I get the same half-speed results within VPN tunnel if I set ISP gateway to router mode and connect to it directly. Once again, if I get out of VPN tunnel and run speed tests until ISP-advertised bandwidth is achieved (1-3 tests), then re-connecting to VPN results in full ISP-bandwidth within the tunnel, minimal errors and overruns. Therefore, it is unknown whether the "QoS demand load balancing" is the issue on my router's end or on ISP's end, but a singular VPN conneciton isn't able to raise demand for full ISP-advertised bandwidth.

Having to "rev up VPN connection speed" with multiple out-of-VPN-tunnel speed tests is a ridiculous concept, even if "revving up" only takes 10-20 seconds...
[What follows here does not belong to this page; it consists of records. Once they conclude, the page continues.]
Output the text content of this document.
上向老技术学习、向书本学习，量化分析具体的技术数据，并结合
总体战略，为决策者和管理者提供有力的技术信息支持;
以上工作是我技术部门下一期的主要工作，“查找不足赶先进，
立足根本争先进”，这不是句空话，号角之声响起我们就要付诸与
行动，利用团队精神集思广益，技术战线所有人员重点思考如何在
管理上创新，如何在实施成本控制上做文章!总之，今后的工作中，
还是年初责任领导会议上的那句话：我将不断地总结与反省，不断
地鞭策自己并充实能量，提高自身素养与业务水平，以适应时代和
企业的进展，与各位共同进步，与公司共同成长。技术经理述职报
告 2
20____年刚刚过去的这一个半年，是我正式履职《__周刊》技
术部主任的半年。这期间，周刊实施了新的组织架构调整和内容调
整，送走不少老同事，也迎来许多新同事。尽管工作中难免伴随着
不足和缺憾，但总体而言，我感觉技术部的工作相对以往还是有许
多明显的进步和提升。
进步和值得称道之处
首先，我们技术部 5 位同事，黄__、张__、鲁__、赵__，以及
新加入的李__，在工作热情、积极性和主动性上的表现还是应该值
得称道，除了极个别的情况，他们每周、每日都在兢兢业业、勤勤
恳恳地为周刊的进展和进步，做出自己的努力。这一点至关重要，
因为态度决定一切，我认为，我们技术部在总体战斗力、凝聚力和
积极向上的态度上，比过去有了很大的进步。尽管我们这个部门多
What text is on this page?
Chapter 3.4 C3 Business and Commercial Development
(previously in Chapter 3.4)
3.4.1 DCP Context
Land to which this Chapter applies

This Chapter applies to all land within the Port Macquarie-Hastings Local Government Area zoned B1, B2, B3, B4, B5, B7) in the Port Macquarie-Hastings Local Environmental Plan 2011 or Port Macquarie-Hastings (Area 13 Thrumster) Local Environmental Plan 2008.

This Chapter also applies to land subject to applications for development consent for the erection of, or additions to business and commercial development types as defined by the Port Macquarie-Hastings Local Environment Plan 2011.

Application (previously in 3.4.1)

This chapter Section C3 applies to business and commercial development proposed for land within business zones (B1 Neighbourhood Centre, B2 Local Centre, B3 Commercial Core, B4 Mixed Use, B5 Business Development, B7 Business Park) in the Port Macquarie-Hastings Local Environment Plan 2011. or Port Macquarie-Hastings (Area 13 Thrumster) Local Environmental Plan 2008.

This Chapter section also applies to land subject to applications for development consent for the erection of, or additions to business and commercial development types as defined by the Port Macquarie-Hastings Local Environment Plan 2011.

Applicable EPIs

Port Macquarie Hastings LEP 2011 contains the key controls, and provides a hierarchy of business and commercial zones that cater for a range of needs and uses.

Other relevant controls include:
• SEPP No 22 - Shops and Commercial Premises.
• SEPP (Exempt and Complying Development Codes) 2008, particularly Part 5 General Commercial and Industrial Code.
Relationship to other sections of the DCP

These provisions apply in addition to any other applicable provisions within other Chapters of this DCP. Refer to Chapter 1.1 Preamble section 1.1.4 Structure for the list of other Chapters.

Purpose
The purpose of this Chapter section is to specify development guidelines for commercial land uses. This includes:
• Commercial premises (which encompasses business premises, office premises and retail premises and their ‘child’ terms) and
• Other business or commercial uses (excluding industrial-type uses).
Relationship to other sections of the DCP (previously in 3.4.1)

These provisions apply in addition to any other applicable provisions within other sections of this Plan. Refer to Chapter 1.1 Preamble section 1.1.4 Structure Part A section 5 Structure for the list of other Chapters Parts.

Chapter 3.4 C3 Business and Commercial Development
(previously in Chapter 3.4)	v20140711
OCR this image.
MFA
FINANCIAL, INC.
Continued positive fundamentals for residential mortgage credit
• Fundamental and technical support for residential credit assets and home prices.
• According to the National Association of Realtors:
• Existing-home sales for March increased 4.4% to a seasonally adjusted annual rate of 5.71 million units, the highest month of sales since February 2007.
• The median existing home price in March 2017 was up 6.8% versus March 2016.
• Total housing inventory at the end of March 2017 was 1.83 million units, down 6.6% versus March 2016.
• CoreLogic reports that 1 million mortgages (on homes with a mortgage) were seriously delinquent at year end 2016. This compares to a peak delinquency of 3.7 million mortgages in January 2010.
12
Well they get a lot of VPN traffic that likes to bounce around between hosts before reaching its destination, a fair amount of which is people watching videos or downloading large files. If that same traffic was allowed to take a more optimum route, it could reduce the load on the network considerably (depending on exactly how much, and whether they hit the same nodes). So I understand why they throttle sustained high-bandwidth traffic that's in a VPN, even if I don't necessarily like it.
 
Overruns and errors during speed tests within VPN tunnel only happen initially. I think such an activity is called a micro-burst. Some sources say it isn't uncommon to produce overruns and errors for whichever interface during such bursts.

Gradual increase in speed (within VPN tunnel) to ISP-advertised speed doesn't produce any overruns and errors, but I can't find a service that can run a speed test for a prolonged time (5 minutes+) to test this correctly. I test by downloading large files and see no overruns and/or errors when maximum bandwidth is achieved over time.